For the year, AMC Networks revenue fell 6 percent to just north of $2.4 billion. But, as with most entertainment companies these days, streaming is a bigger part of their business, with streaming-related revenue increasing 7 percent to $603 million.
In some ways, the health of AMC Networks’ streaming business is tied to the cable and satellite industry. Like other companies, the network has effectuated new distribution deals with pay TV operators that allow customers who receive AMC Networks cable channels to also receive the ad-supported version of its cornerstone streaming service, AMC Plus, without anything extra.
The move is a value-add for the pay TV industry, allowing them to market free access to a streaming service that would otherwise cost users around $7 per month if they purchased it on their own. For AMC Networks, it allows the company to position the ad-supported tier of its service as having greater reach, a factor that is likely to attract more advertisers.
The number of direct-to-consumer streaming subscribers increased 8 percent to 12.4 million by the end of Q4, though the figure doesn’t include pay TV customers of services like Philo and Charter’s Spectrum TV who receive access to AMC Plus as part of their subscription.
AMC Networks is also focused on building out its portfolio of free, ad-supported streaming TV (FAST) channels, where it repurposes some of its content library to reach frugal consumers. Channels like AMC en Español and Allblk Gems also serve as a marketing opportunity for AMC Plus, and gives AMC Networks even more advertising inventory to offer brands and marketers.
That said, the company is still working to tap into the full potential of connected TV advertising. Revenue related to advertising dropped 11 percent to $561 million by the end of Q4, with the company citing “linear ratings declines and a challenging entertainment advertising marketplace,” which was only partially offset by its streaming products and services.

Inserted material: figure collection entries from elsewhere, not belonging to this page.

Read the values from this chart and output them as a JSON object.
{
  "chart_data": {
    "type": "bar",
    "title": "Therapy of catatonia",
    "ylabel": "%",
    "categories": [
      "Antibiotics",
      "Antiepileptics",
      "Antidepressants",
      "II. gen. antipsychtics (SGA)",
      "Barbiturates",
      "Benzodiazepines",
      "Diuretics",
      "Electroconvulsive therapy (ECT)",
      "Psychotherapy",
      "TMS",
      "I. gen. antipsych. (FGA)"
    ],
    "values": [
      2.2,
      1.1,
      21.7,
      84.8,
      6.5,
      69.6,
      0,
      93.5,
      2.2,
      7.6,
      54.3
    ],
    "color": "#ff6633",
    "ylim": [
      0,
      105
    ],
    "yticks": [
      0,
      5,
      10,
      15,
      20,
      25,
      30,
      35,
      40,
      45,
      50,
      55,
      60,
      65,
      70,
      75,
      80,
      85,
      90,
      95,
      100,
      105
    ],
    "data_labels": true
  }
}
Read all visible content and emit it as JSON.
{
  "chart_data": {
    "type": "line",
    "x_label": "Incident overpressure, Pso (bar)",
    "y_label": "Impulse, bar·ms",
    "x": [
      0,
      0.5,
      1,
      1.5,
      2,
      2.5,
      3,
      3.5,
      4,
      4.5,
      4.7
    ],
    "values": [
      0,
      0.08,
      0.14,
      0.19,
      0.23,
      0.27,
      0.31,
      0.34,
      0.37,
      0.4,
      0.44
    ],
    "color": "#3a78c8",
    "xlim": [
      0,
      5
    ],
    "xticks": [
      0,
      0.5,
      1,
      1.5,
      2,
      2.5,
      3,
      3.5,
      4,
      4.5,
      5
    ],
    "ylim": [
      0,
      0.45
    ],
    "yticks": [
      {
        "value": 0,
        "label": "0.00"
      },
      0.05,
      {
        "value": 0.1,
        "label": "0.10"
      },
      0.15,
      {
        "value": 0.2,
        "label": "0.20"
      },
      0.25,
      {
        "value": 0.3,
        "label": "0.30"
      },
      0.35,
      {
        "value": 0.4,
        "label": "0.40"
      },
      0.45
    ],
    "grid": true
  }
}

Streaming is just one part of the evolution. The other involves developing content for other players in the space. The AMC Networks-produced sci-fi thriller “Silo” proved to be a hit for Apple TV Plus in its first season, and the company quickly signed a deal with the tech giant to produce a second series, which began streaming late last year.
The delivery of Silo to Apple TV was logged in Q3, and few other orders came in, with AMC Networks posting a 19 percent year-over decrease in content licensing revenue, ending Q4 with $277 million attributed to that part of the business.
But AMC Networks executives want to make one thing clear: The company is open for business, and they are laser-focused on producing top-notch series for anyone willing to buy them, not just their own services.